Cleanup efforts remove tons of litter
This year’s Big Sweep event in Haywood County removed a whopping 3,100 pounds of trash from county streams with the help of a record 62 volunteers.
Meanwhile, more than 418,000 pounds were removed from North Carolina roadsides this September during the N.C. Department of Transportation’s Fall Litter Sweep, bringing the yearly total to 10 million pounds — nearly breaking the annual record of 10.5 million set in 2019.
“I was amazed there was so much trash in the creek,” said Laura Green, a Big Sweep volunteer. “We live in a beautiful place and I can’t understand why people don’t do the right thing and keep the water clean.”

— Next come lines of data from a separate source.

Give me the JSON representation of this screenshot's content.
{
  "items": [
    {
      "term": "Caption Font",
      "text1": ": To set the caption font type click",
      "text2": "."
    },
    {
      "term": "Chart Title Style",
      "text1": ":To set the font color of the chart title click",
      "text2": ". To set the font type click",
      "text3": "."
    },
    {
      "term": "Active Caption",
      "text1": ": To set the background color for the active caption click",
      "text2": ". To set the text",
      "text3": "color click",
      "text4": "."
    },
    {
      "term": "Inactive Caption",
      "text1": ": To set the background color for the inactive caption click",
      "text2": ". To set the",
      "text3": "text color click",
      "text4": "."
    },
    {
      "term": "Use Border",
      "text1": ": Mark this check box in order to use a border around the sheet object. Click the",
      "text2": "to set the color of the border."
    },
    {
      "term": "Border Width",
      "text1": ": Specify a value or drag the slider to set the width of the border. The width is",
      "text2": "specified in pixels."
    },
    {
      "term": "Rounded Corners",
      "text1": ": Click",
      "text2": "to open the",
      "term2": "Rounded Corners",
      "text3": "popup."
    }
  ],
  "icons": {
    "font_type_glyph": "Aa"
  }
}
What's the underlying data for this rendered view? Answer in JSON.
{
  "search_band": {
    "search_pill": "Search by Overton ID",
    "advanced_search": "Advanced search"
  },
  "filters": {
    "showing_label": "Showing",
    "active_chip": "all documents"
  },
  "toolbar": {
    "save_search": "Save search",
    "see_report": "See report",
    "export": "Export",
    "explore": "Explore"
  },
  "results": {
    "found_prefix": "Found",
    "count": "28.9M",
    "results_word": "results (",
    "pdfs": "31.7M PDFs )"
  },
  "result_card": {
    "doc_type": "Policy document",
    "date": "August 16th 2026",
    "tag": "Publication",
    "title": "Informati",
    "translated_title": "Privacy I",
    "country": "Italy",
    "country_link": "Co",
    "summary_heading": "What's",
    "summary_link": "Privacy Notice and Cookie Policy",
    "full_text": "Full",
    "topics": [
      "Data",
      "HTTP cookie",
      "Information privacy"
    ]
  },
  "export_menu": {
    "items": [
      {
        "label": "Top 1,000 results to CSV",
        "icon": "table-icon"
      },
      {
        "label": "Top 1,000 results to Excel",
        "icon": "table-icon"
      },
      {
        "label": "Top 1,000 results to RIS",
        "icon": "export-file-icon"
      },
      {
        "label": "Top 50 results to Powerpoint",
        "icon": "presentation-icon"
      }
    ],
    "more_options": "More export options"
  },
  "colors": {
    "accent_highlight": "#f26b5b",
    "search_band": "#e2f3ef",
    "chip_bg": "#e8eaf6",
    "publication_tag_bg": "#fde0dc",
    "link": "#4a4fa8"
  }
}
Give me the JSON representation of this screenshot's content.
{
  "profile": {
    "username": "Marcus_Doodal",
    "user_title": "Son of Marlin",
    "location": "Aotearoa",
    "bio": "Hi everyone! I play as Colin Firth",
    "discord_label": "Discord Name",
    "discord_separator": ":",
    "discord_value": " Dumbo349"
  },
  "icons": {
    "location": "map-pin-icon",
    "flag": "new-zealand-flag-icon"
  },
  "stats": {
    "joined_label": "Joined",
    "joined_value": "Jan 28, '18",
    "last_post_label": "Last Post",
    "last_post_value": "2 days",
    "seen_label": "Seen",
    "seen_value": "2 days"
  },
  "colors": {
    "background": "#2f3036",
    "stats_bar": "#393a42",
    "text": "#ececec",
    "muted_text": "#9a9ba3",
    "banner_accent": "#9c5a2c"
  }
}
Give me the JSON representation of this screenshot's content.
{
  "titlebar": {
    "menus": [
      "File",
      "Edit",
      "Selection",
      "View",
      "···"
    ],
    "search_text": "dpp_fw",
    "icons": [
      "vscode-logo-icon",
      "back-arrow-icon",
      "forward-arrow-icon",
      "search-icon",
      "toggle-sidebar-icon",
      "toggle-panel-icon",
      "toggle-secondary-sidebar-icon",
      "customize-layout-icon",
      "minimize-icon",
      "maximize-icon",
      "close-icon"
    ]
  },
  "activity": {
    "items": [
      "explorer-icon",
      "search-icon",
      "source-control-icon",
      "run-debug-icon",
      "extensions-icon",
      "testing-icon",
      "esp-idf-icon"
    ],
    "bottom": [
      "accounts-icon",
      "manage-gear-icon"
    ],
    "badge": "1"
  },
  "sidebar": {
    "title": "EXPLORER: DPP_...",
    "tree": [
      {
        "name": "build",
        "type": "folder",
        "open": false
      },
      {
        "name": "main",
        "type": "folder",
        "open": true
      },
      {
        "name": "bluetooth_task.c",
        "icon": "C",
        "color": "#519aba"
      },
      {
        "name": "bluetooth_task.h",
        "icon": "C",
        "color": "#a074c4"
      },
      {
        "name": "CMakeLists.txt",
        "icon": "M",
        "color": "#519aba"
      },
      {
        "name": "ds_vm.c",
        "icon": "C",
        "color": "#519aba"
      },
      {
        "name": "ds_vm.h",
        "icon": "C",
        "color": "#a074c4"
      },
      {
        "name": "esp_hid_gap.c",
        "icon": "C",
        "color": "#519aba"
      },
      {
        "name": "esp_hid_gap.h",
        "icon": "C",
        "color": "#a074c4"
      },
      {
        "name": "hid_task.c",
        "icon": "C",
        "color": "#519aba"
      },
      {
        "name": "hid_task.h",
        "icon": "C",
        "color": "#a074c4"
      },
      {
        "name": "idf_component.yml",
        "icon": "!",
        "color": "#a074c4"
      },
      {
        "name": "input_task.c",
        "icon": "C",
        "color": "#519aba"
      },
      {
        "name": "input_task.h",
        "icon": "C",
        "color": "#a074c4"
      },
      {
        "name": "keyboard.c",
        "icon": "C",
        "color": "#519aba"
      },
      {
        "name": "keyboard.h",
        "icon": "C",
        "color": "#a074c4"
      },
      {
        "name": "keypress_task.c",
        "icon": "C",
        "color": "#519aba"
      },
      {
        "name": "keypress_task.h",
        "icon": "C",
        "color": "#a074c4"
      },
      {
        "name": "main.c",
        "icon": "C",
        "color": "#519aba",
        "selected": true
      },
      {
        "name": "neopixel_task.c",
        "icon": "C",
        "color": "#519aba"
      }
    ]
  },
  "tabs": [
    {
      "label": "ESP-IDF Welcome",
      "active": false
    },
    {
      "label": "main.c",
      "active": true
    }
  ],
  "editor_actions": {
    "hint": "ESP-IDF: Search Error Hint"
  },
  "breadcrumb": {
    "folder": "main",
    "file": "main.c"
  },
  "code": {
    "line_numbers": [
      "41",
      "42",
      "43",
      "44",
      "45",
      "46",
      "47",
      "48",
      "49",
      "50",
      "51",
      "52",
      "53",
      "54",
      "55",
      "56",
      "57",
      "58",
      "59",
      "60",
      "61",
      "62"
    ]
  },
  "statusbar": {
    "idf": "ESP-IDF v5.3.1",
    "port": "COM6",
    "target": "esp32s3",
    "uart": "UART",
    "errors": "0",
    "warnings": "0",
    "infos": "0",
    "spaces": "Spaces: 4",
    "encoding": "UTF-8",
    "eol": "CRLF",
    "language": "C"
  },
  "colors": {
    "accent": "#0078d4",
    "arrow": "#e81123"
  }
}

In addition to the usual trash, like plastics and glass, Big Sweep volunteers also found car parts, a coffee maker, bedding, 12 tires and several shopping carts. Trash in the streams discourages activities like hiking, fishing and paddling that make Haywood County so attractive for tourism. This pollution has the potential to harm an industry that contributes $204 million annually to the county’s economy and supports 1,900 jobs.
Big Sweep is an annual countywide stream cleanup effort. This year cleanups were held on Richland Creek from Depot Street to Lake Junaluska, lower Allens Creek, along Howell Mill Road, Jonathan Creek, Clyde and Maggie Valley. A variety of local partners supported the effort.
The DOT’s statewide litter sweeps are typically held in the last two weeks of April and September, with residents throughout the state participating in local efforts to clean up North Carolina’s roadways.